Un tema que da para largo si empezamos a ahondar. Sobre todo cuando revierto la pregunta y espero la respuesta de quien me ha preguntado. ¿Qué crees tú que es ser actor? Y ahí comienza una lista innumerable de topicazos de lo más grande. Y en esa lista aflora lo mal posicionada que esta esta profesión, para los que la consideramos una profesión. La típica frase de: “A esta (señalando  a su hij@) tendrías que cogerla para el teatro porque tiene una gracia.” o “est@ es un actorazo (señalando también a hij@) pídele que llore”. Y como si esto fuera poco hay que sumarle: “Ustedes, los artistas, sí que vivís bien, para lo que hacéis y encima os pagan un pastón” “Lo que hay en vuestro trabajo es mucho vicio, todo el día de fiestas” Por suerte uno ha recibido una buena educación, y antes de decir lo que piensa, prefiere responder con una sonrisa y un enorme silencio.

Pero ente tanta cosa que me da vuelta por la cabeza, lo que más me desconcierta, es la visión interna que se tiene de ser actor. ¿Qué piensa la misma profesión de qué es o debería ser un actor?.

Yo siempre que doy mi opinión de qué siento al actuar, lo ejemplifico con una botella de refresco. Mi sensación es como si en el camerino, antes de salir a escena, quitaran a esa botella todo el refresco y la llenaran de otra cosa, y cuando termina la función, la vuelven a vaciar de lo que la han llenado y le meten de nuevo el refresco que le habían quitado antes de la función, o de la toma, si hablamos de cine o televisión.

Esa capacidad de poder transformarnos en otra personas, es lo que más me gustó siempre de esta profesión. Cómo con la ayuda de un director de actores a la cabeza, y un buen equipo, podemos trabajar en, a modo Frankestein, crear desde el papel una persona, y cuanto más alejada de uno mejor.

Pero de repente, esta idea de nuestro trabajo tambalea cuando te encuentras con “la inmediatez del día a día” de esta “industria”¿?. Y te encuentras con anuncios como por ejemplo: (Es real) “Se busca actriz esquizofrénica para importante papel de esquizofrénica en película de importante director.” O respuestas de directores de casting como: “Eres clavado para el personaje, pero eres argentino y el personaje es andaluz”
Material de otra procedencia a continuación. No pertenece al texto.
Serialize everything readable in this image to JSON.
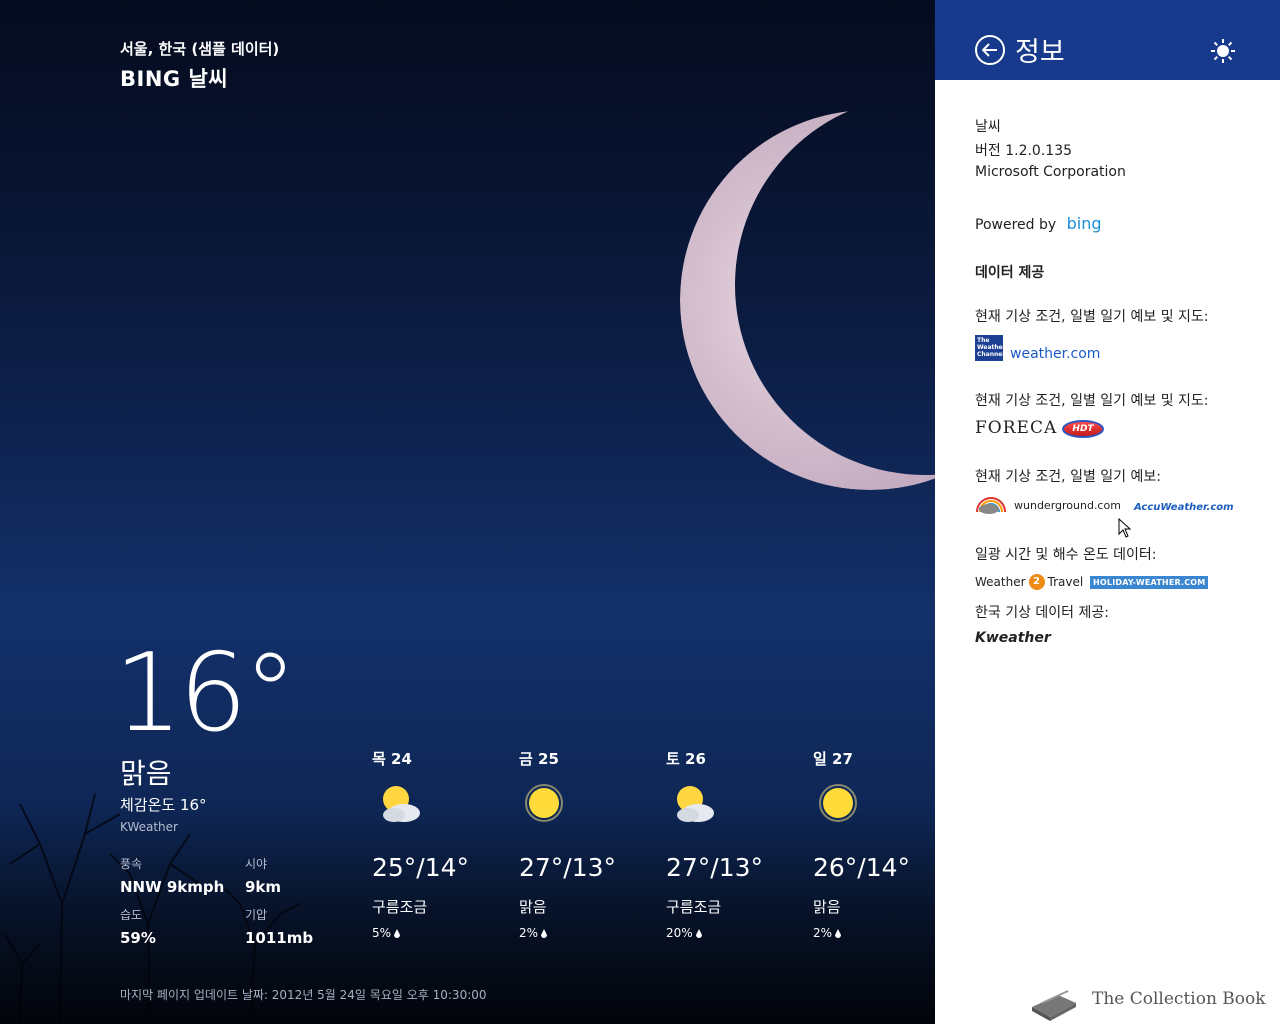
{
  "weather": {
    "location": "서울, 한국 (샘플 데이터)",
    "app_title": "BING 날씨",
    "current": {
      "temp": "16°",
      "condition": "맑음",
      "feels_like": "체감온도 16°",
      "provider": "KWeather",
      "wind_label": "풍속",
      "wind_value": "NNW 9kmph",
      "visibility_label": "시야",
      "visibility_value": "9km",
      "humidity_label": "습도",
      "humidity_value": "59%",
      "pressure_label": "기압",
      "pressure_value": "1011mb"
    },
    "forecast": [
      {
        "day": "목 24",
        "icon": "partly-cloudy-icon",
        "temp": "25°/14°",
        "condition": "구름조금",
        "precip": "5%"
      },
      {
        "day": "금 25",
        "icon": "sunny-icon",
        "temp": "27°/13°",
        "condition": "맑음",
        "precip": "2%"
      },
      {
        "day": "토 26",
        "icon": "partly-cloudy-icon",
        "temp": "27°/13°",
        "condition": "구름조금",
        "precip": "20%"
      },
      {
        "day": "일 27",
        "icon": "sunny-icon",
        "temp": "26°/14°",
        "condition": "맑음",
        "precip": "2%"
      }
    ],
    "updated": "마지막 페이지 업데이트 날짜: 2012년 5월 24일 목요일 오후 10:30:00"
  },
  "flyout": {
    "title": "정보",
    "app_name": "날씨",
    "version": "버전 1.2.0.135",
    "company": "Microsoft Corporation",
    "powered_by": "Powered by",
    "bing": "bing",
    "data_heading": "데이터 제공",
    "section1": "현재 기상 조건, 일별 일기 예보 및 지도:",
    "twc_logo": "The Weather Channel",
    "weather_link": "weather.com",
    "section2": "현재 기상 조건, 일별 일기 예보 및 지도:",
    "foreca": "FORECA",
    "hdt": "HDT",
    "section3": "현재 기상 조건, 일별 일기 예보:",
    "wunderground": "wunderground.com",
    "accuweather": "AccuWeather.com",
    "section4": "일광 시간 및 해수 온도 데이터:",
    "w2t_left": "Weather",
    "w2t_num": "2",
    "w2t_right": "Travel",
    "holiday": "HOLIDAY-WEATHER.COM",
    "section5": "한국 기상 데이터 제공:",
    "kweather": "Kweather"
  },
  "watermark": {
    "text": "The Collection Book"
  },
  "colors": {
    "header": "#183a8c",
    "link": "#1c5bc7"
  }
}
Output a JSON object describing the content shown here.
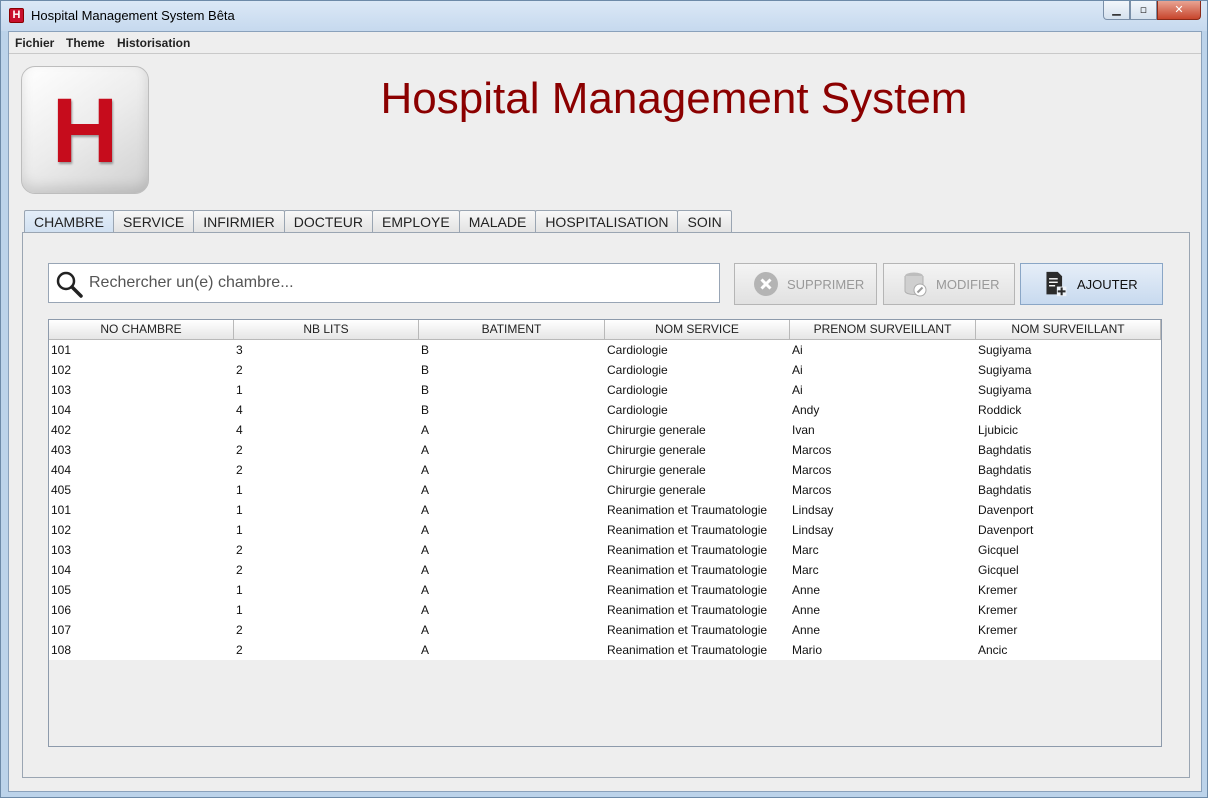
{
  "window": {
    "title": "Hospital Management System Bêta",
    "app_icon_letter": "H",
    "controls": {
      "minimize": "▁",
      "maximize": "▫",
      "close": "✕"
    }
  },
  "menubar": {
    "items": [
      {
        "label": "Fichier"
      },
      {
        "label": "Theme"
      },
      {
        "label": "Historisation"
      }
    ]
  },
  "header": {
    "logo_letter": "H",
    "title": "Hospital Management System"
  },
  "tabs": [
    {
      "label": "CHAMBRE",
      "active": true
    },
    {
      "label": "SERVICE"
    },
    {
      "label": "INFIRMIER"
    },
    {
      "label": "DOCTEUR"
    },
    {
      "label": "EMPLOYE"
    },
    {
      "label": "MALADE"
    },
    {
      "label": "HOSPITALISATION"
    },
    {
      "label": "SOIN"
    }
  ],
  "search": {
    "placeholder": "Rechercher un(e) chambre...",
    "value": "",
    "icon": "search-icon"
  },
  "toolbar": {
    "delete_label": "SUPPRIMER",
    "edit_label": "MODIFIER",
    "add_label": "AJOUTER",
    "delete_enabled": false,
    "edit_enabled": false
  },
  "table": {
    "columns": [
      "NO CHAMBRE",
      "NB LITS",
      "BATIMENT",
      "NOM SERVICE",
      "PRENOM SURVEILLANT",
      "NOM SURVEILLANT"
    ],
    "rows": [
      [
        "101",
        "3",
        "B",
        "Cardiologie",
        "Ai",
        "Sugiyama"
      ],
      [
        "102",
        "2",
        "B",
        "Cardiologie",
        "Ai",
        "Sugiyama"
      ],
      [
        "103",
        "1",
        "B",
        "Cardiologie",
        "Ai",
        "Sugiyama"
      ],
      [
        "104",
        "4",
        "B",
        "Cardiologie",
        "Andy",
        "Roddick"
      ],
      [
        "402",
        "4",
        "A",
        "Chirurgie generale",
        "Ivan",
        "Ljubicic"
      ],
      [
        "403",
        "2",
        "A",
        "Chirurgie generale",
        "Marcos",
        "Baghdatis"
      ],
      [
        "404",
        "2",
        "A",
        "Chirurgie generale",
        "Marcos",
        "Baghdatis"
      ],
      [
        "405",
        "1",
        "A",
        "Chirurgie generale",
        "Marcos",
        "Baghdatis"
      ],
      [
        "101",
        "1",
        "A",
        "Reanimation et Traumatologie",
        "Lindsay",
        "Davenport"
      ],
      [
        "102",
        "1",
        "A",
        "Reanimation et Traumatologie",
        "Lindsay",
        "Davenport"
      ],
      [
        "103",
        "2",
        "A",
        "Reanimation et Traumatologie",
        "Marc",
        "Gicquel"
      ],
      [
        "104",
        "2",
        "A",
        "Reanimation et Traumatologie",
        "Marc",
        "Gicquel"
      ],
      [
        "105",
        "1",
        "A",
        "Reanimation et Traumatologie",
        "Anne",
        "Kremer"
      ],
      [
        "106",
        "1",
        "A",
        "Reanimation et Traumatologie",
        "Anne",
        "Kremer"
      ],
      [
        "107",
        "2",
        "A",
        "Reanimation et Traumatologie",
        "Anne",
        "Kremer"
      ],
      [
        "108",
        "2",
        "A",
        "Reanimation et Traumatologie",
        "Mario",
        "Ancic"
      ]
    ]
  },
  "colors": {
    "title_red": "#8b0000",
    "logo_red": "#c60c1c",
    "window_frame": "#bcd3ea"
  }
}
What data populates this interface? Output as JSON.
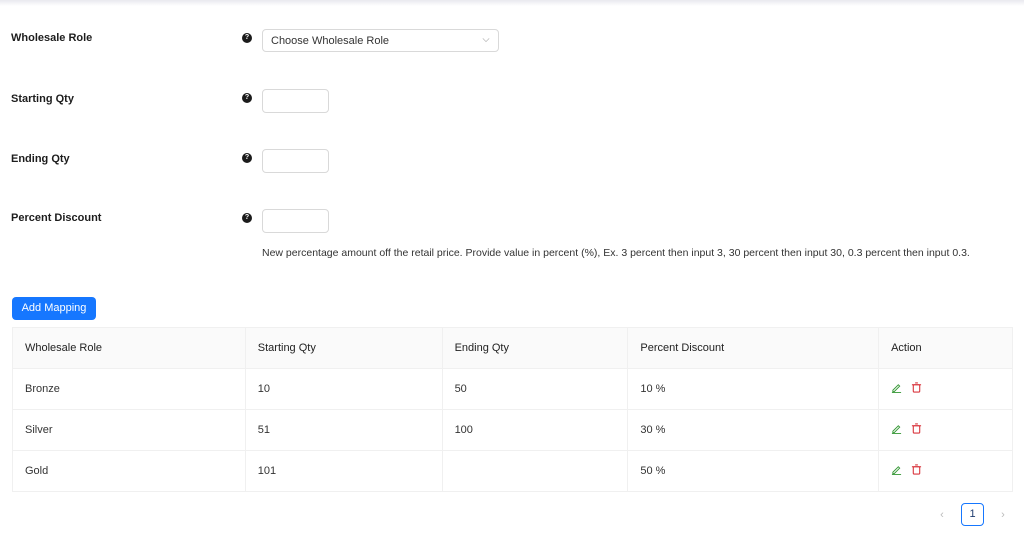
{
  "form": {
    "wholesale_role": {
      "label": "Wholesale Role",
      "placeholder": "Choose Wholesale Role",
      "help_icon": "question-circle-icon"
    },
    "starting_qty": {
      "label": "Starting Qty",
      "value": "",
      "help_icon": "question-circle-icon"
    },
    "ending_qty": {
      "label": "Ending Qty",
      "value": "",
      "help_icon": "question-circle-icon"
    },
    "percent_discount": {
      "label": "Percent Discount",
      "value": "",
      "help_icon": "question-circle-icon",
      "hint": "New percentage amount off the retail price. Provide value in percent (%), Ex. 3 percent then input 3, 30 percent then input 30, 0.3 percent then input 0.3."
    },
    "add_button": "Add Mapping"
  },
  "table": {
    "headers": [
      "Wholesale Role",
      "Starting Qty",
      "Ending Qty",
      "Percent Discount",
      "Action"
    ],
    "rows": [
      {
        "role": "Bronze",
        "start": "10",
        "end": "50",
        "discount": "10 %"
      },
      {
        "role": "Silver",
        "start": "51",
        "end": "100",
        "discount": "30 %"
      },
      {
        "role": "Gold",
        "start": "101",
        "end": "",
        "discount": "50 %"
      }
    ],
    "action_icons": [
      "edit-icon",
      "delete-icon"
    ]
  },
  "pagination": {
    "prev": "‹",
    "current_page": "1",
    "next": "›"
  },
  "colors": {
    "primary": "#1677ff",
    "edit": "#3a9a3a",
    "delete": "#d9363e"
  }
}
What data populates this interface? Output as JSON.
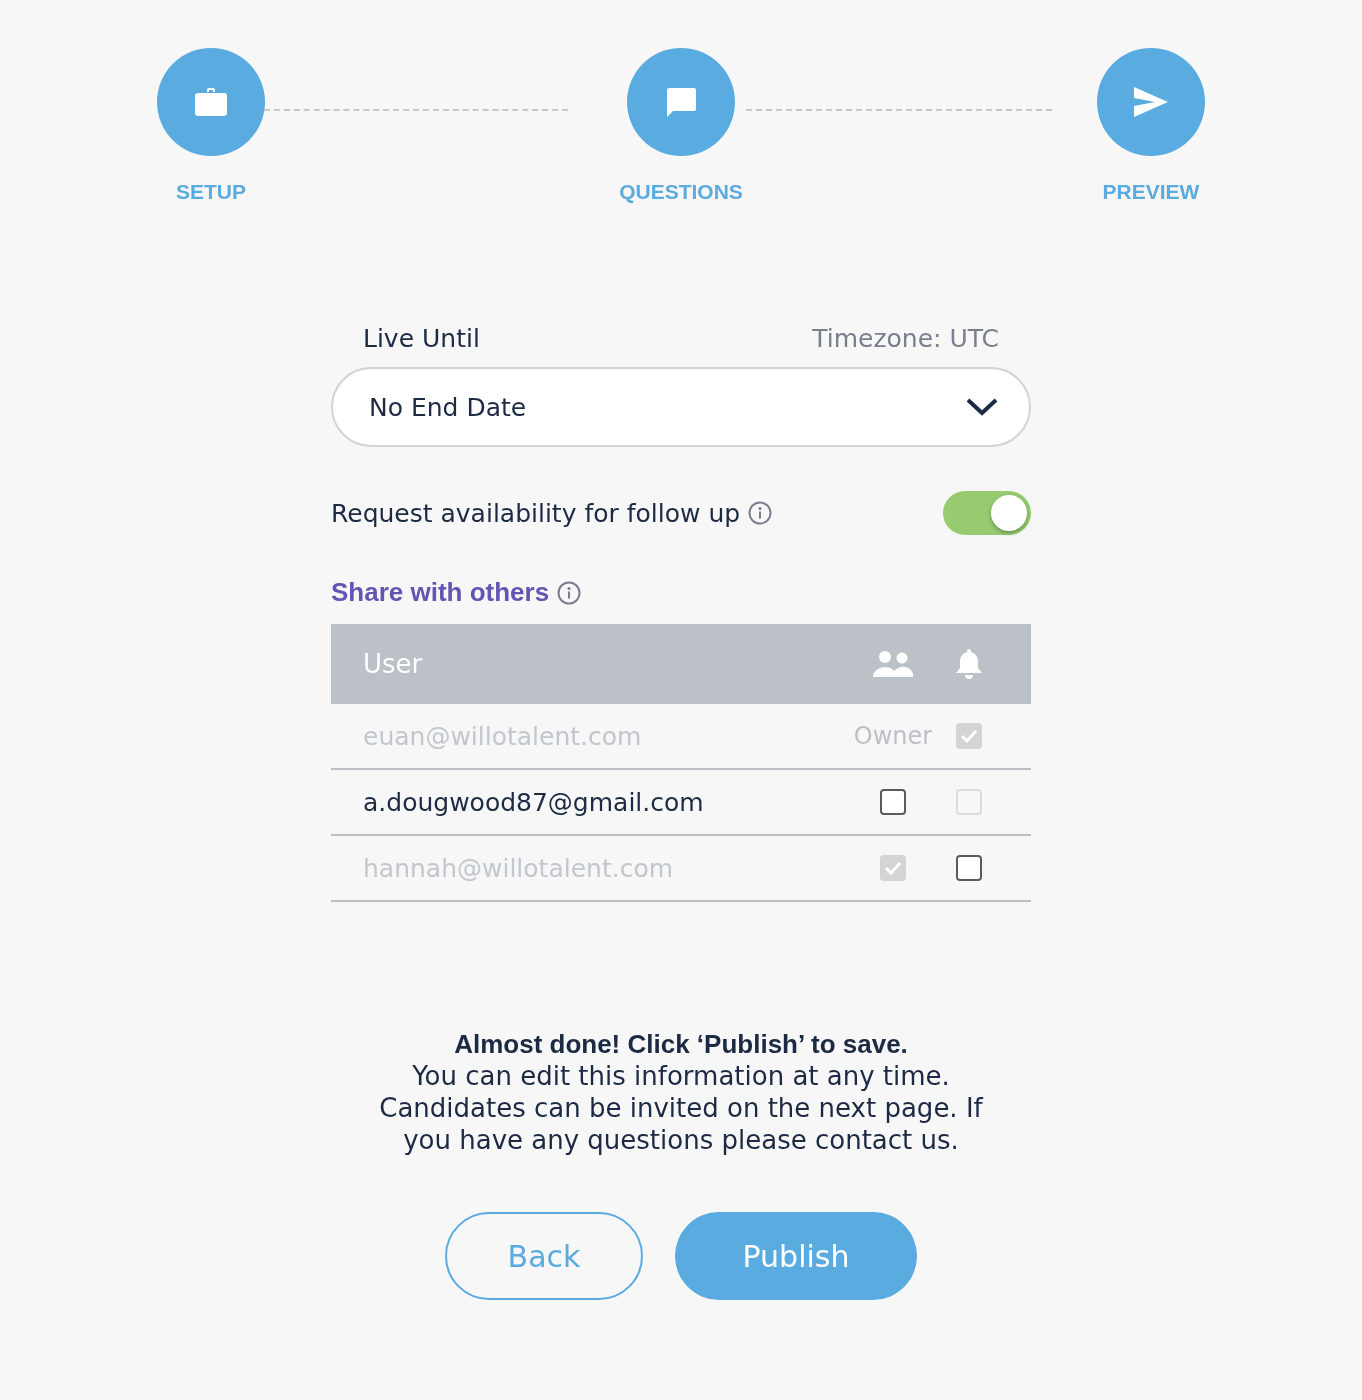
{
  "steps": [
    {
      "label": "SETUP"
    },
    {
      "label": "QUESTIONS"
    },
    {
      "label": "PREVIEW"
    }
  ],
  "live_until": {
    "label": "Live Until",
    "timezone": "Timezone: UTC",
    "value": "No End Date"
  },
  "availability": {
    "label": "Request availability for follow up",
    "on": true
  },
  "share": {
    "title": "Share with others",
    "columns": {
      "user": "User"
    },
    "rows": [
      {
        "email": "euan@willotalent.com",
        "muted": true,
        "share": {
          "kind": "label",
          "text": "Owner"
        },
        "notify": {
          "kind": "checkbox",
          "checked": true,
          "disabled": true
        }
      },
      {
        "email": "a.dougwood87@gmail.com",
        "muted": false,
        "share": {
          "kind": "checkbox",
          "checked": false,
          "disabled": false
        },
        "notify": {
          "kind": "checkbox",
          "checked": false,
          "disabled": true
        }
      },
      {
        "email": "hannah@willotalent.com",
        "muted": true,
        "share": {
          "kind": "checkbox",
          "checked": true,
          "disabled": true
        },
        "notify": {
          "kind": "checkbox",
          "checked": false,
          "disabled": false
        }
      }
    ]
  },
  "message": {
    "heading": "Almost done! Click ‘Publish’ to save.",
    "body": "You can edit this information at any time. Candidates can be invited on the next page. If you have any questions please contact us."
  },
  "buttons": {
    "back": "Back",
    "publish": "Publish"
  }
}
¿Dónde queda lo de la construcción del personaje? ¿En qué se transforma aquello de la Interpretación? Interpretación: del latín interpretario, es la acción y efecto de interpretar. Declarar el sentido de algo. Traducir de un lenguaje a otro.

La respuesta que he encontrado en la gente de la “industria” siempre es la misma, “es que al ritmo que se hacen las cosas, eso es imposible”. Todo es para ayer. En el caso de un capitular, llegas pasas texto y a grabar. Ni de dónde vengo, ni a dónde voy, ni quién soy, ni quién dejo de ser. A primera, y que salga bien. Diría una actriz a la que quiero mucho: “rapidito y matizando”.

Vittorio Gassmann (actor y director italiano de teatro y cine. Considerado entre los mejores actores italianos. Por si alguien no sabe a quién me refiero) decía:“Si alguien quiere ver un buen trabajo mio, que vaya al teatro” y coincido con él, en que el teatro en muchos casos, es el lugar donde el trabajo de actor todavía sigue pudiendo desarrollarse como espacio de creación.

No hay nada que me guste más que un buen proyecto, con un buen director (de actores en lo posible), buenos actores como compañeros, y tiempo de ensayo para volcarnos a crear.